A quest to make sense of it all. Or a sense to make a quest of it all.

Tuesday, April 27, 2010

1-Gibson (from Old Hag story)


1-Gibson
Present Day

Gibson sat in the attic, smoking his umpteenth cigarette and watching the sun begin to rise. The poets were liars, he decided. There was nothing special about dawn; just a gradual gray lightening of the horizon. None of the oranges and pinks and yellows that come with sunsets. He stared out the window, not really seeing anything. Just waiting. Waiting on some kind of assurance, some revelation, something, anything, to ease his soul. To give some balance, to stop the back-and-forth in his mind, rapidly switching from a forced dulling of nerves to a grief that sometimes caught him suddenly crying in the floor, in private. Always in private.
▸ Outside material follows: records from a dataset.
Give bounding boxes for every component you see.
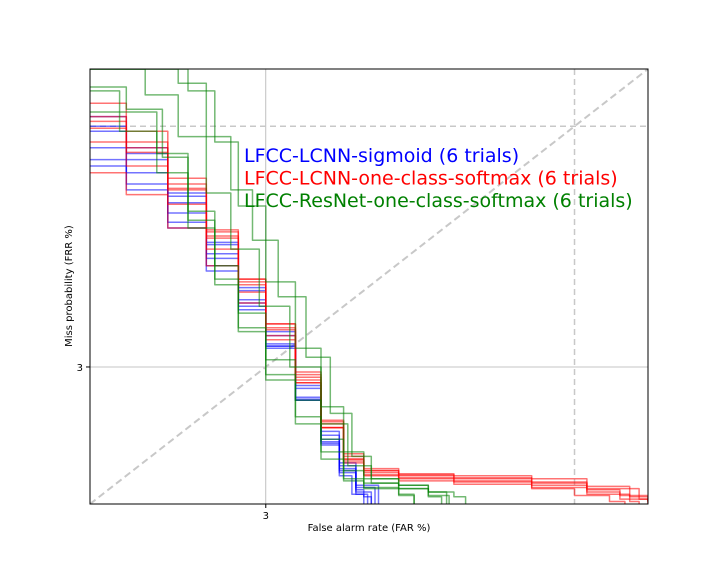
- curve-series-2-trial-5: [90, 69, 450, 504]
- y-tick-label-0: 3: [77, 363, 83, 374]
- x-tick-label-0: 3: [263, 511, 269, 522]
- equal-error-diagonal: [90, 69, 648, 504]
- legend: LFCC-LCNN-sigmoid (6 trials)LFCC-LCNN-on…: [244, 145, 633, 212]
- y-axis-label: Miss probability (FRR %): [64, 225, 75, 347]
- legend-entry-0: LFCC-LCNN-sigmoid (6 trials): [244, 145, 519, 167]
- curve-series-2-trial-6: [90, 86, 415, 504]
- det-curves: [90, 69, 648, 504]
- reference-lines: [90, 69, 648, 504]
- legend-entry-1: LFCC-LCNN-one-class-softmax (6 trials): [244, 168, 618, 190]
- axis-ticks: 33: [77, 363, 269, 522]
- plot-frame: [89, 68, 649, 505]
- legend-entry-2: LFCC-ResNet-one-class-softmax (6 trials): [244, 190, 633, 212]
- x-axis-label: False alarm rate (FAR %): [308, 523, 431, 534]
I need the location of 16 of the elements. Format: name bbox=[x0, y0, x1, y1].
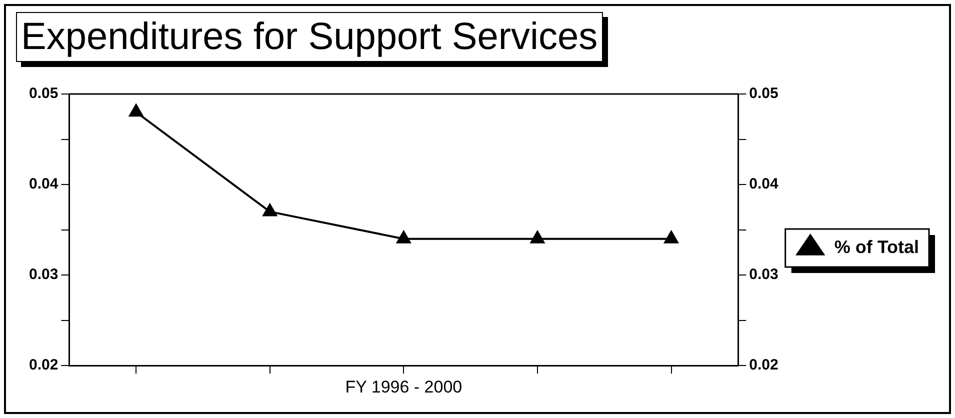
y-tick-label: 0.04 bbox=[28, 176, 59, 193]
x-axis-title: FY 1996 - 2000 bbox=[345, 377, 462, 396]
y2-tick-label: 0.04 bbox=[749, 176, 779, 193]
point bbox=[262, 204, 277, 216]
point bbox=[129, 104, 144, 117]
point bbox=[396, 230, 411, 244]
y-tick-label: 0.05 bbox=[28, 85, 58, 102]
y2-tick-label: 0.03 bbox=[749, 266, 778, 284]
y-tick-label: 0.02 bbox=[28, 356, 58, 374]
y2-tick-label: 0.05 bbox=[749, 85, 778, 102]
chart-title: Expenditures for Support Services bbox=[16, 12, 603, 62]
y-tick-label: 0.03 bbox=[28, 266, 58, 284]
point bbox=[530, 230, 545, 244]
legend-label: % of Total bbox=[834, 236, 919, 257]
y2-tick-label: 0.02 bbox=[749, 356, 778, 374]
point bbox=[664, 230, 678, 244]
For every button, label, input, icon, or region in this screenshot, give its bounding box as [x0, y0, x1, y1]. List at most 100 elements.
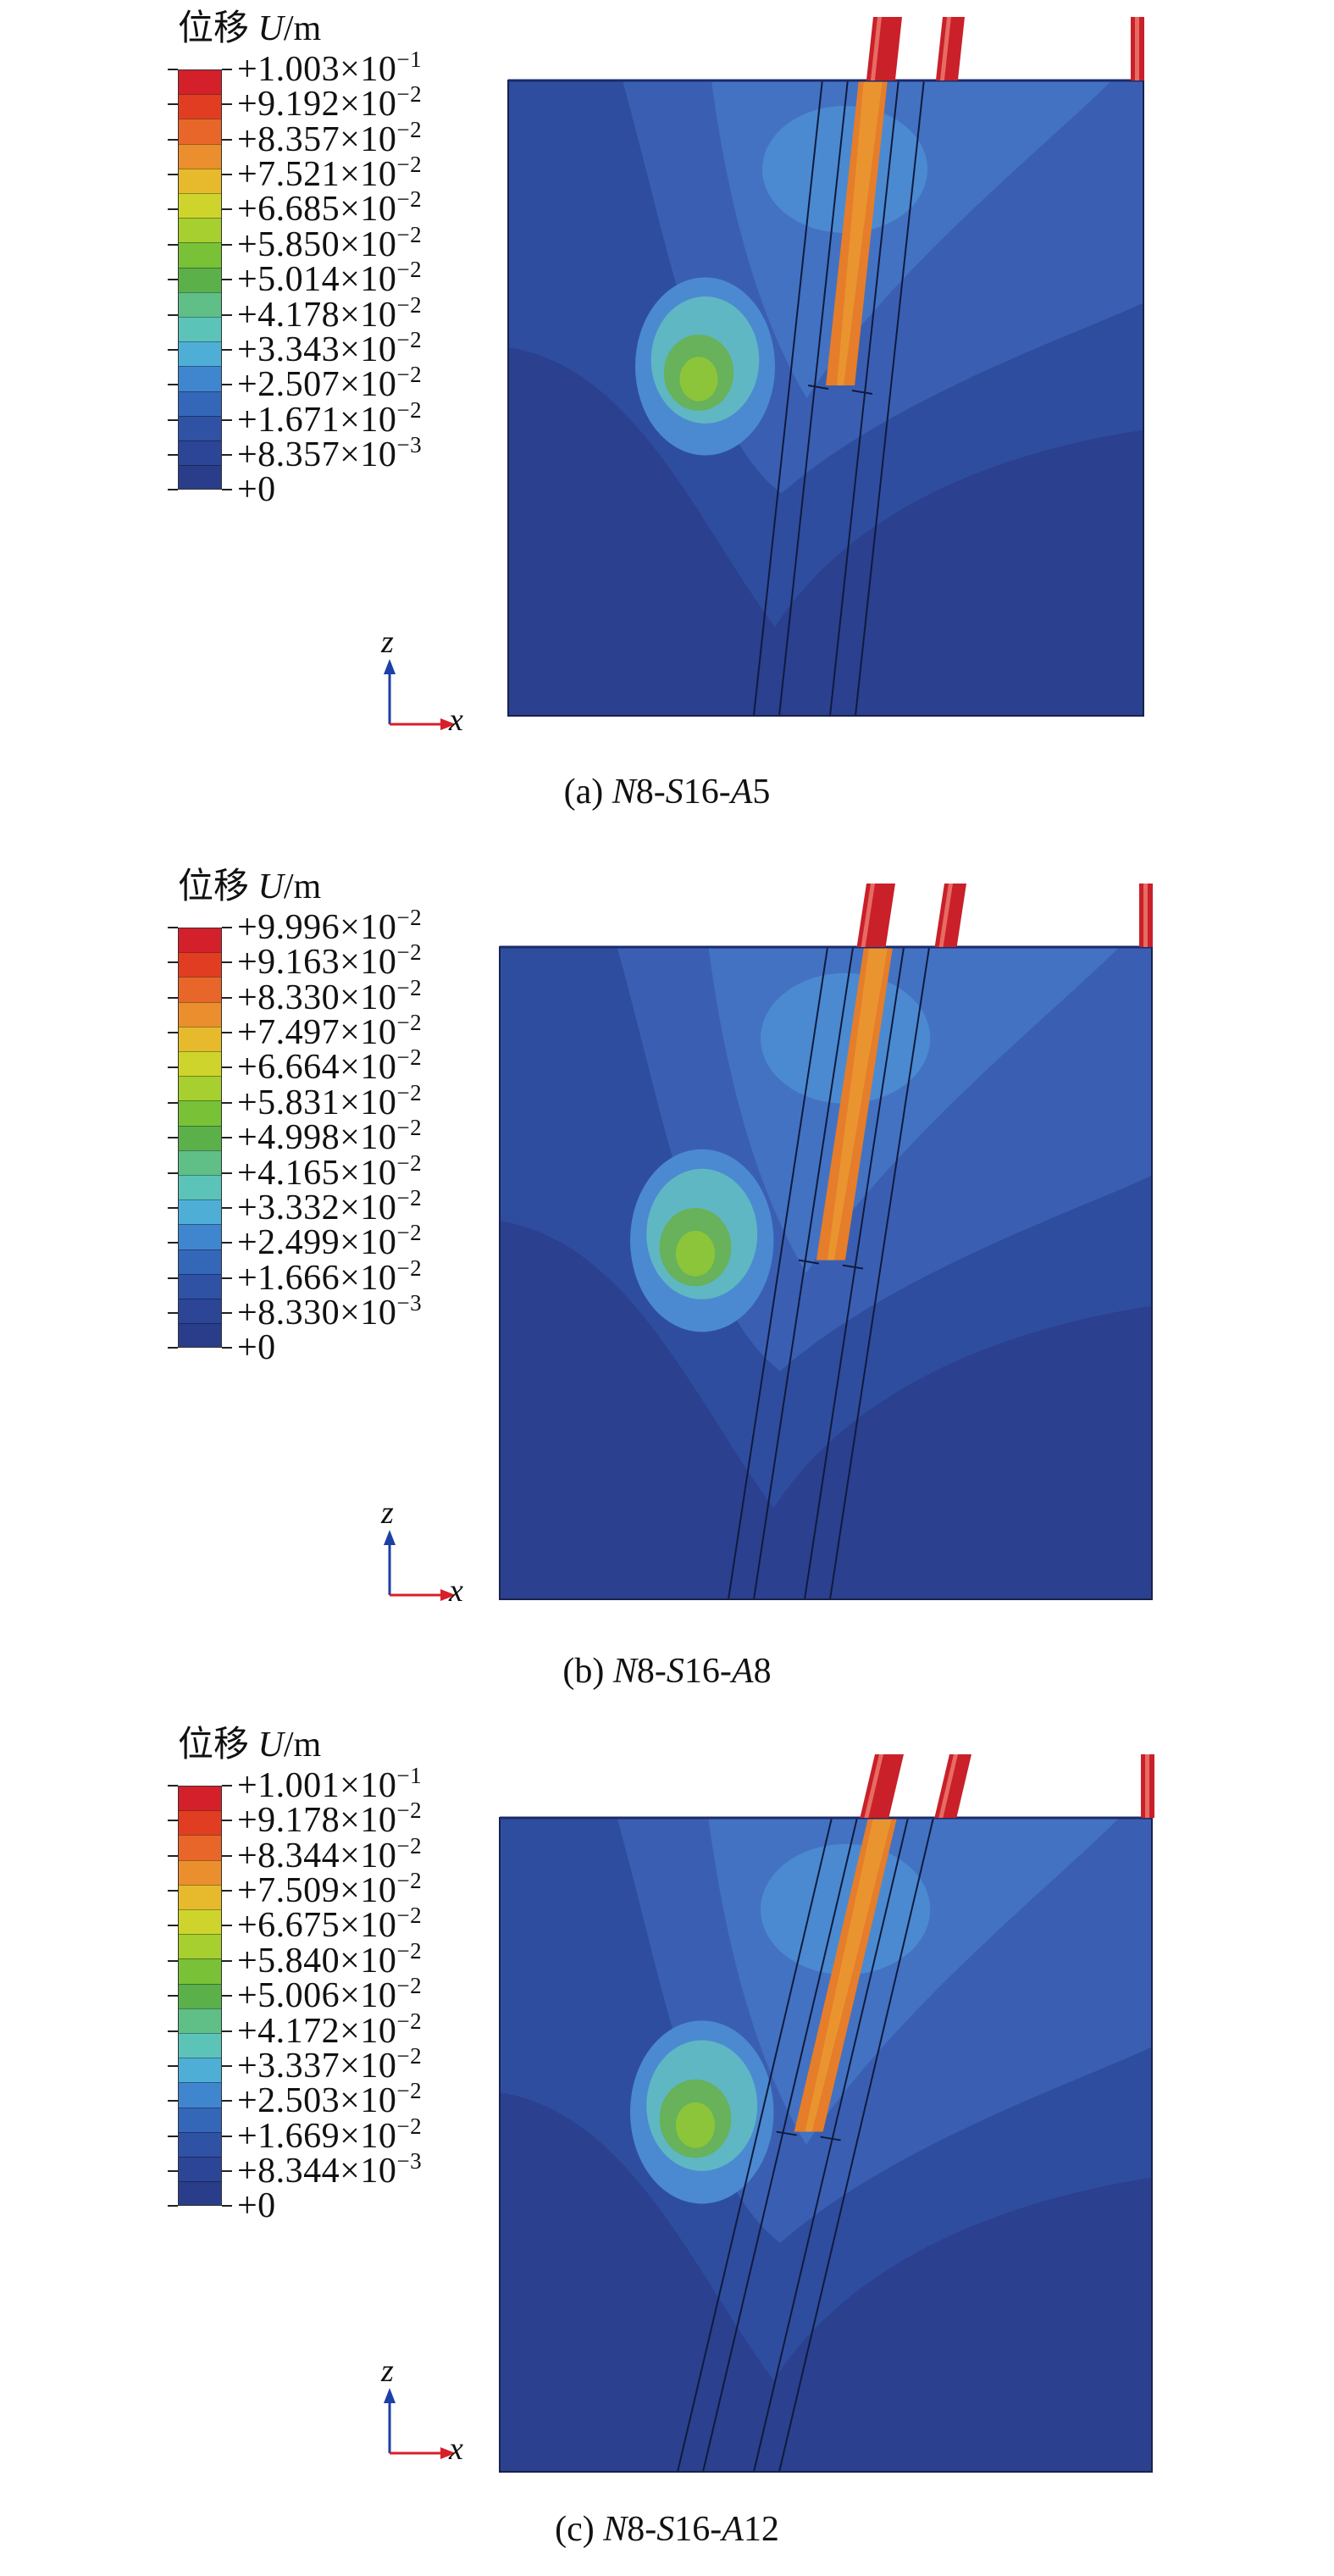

Mostly he was waiting on an impossible miracle; it was one he fantasized a hundred times a day. He would feel a vibration in his pocket and pull out his cell phone. It would be an unfamiliar number. He would answer and hear Mr. Braelin? This is ___ at Baptist Grace Hospital. Please come in immediately. There's been a mistake. We have your son, Andy, and he's just fine. He didn't die in the fire at all, it was a mistake, isn't that silly? He's ready to be picked up anytime. That call wouldn't come, of course. There had been the body, dental records identifying the ruins that had once been four year old Andy's sweet face. There had been the funeral last week, a preacher saying ashes to ashes, at which Gib had felt something like pure insanity jolt through him and he had to clamp his teeth down on his tongue to keep himself from braying out laughter at the unintentional pun. Had he done the unthinkable and laughed, it would have turned into an irreversible madness that would have him being pried off the coffin and thrown into the nearest looney bin. He had held himself together, standing next to his wife and keeping his hands on his daughter Reed's shoulders. Reed, six years old, was too young to fully grasp everything that was happening, but Gib understood how important it was for him to be strong for her, and for Amy as well. He made it. Directly after the service, he had stood next to the grave as Amy led Reed to the car. His brother had come up behind him and put a hand on his shoulder.
"Thanks for coming, Jim."
Jim had waved a dismissive hand. "We're here for you. Me and Lindy."
They were quiet for a few moments and Jim asked, "Where are ya'll staying ?"
"We're at a hotel."
"For how long?"
"I don't know." Gib stared at the ground. "I buried my son today. I don't know what's next."
"Look...why don't you all come stay with us? We've got plenty of room. I know you don't know what you're gonna do for awhile, but it's gonna take a minute to sort out the insurance and stuff. You don't have to be back at the university til August. You oughta be with family."
"Actually, I've been thinking about moving home."
"Really? What's Amy say about it?"
"She doesn't have to say. She's never liked this city."
"Well come on home for awhile. Think it over."
So Gib had gathered his little family and a few remaining belongings and gone home to Sheridan. Now he sat in Jim's attic, hearing the familiar noises of people beginning to stir below. His phone hadn't rang. His peace hadn't come. The rising sun offered no promises.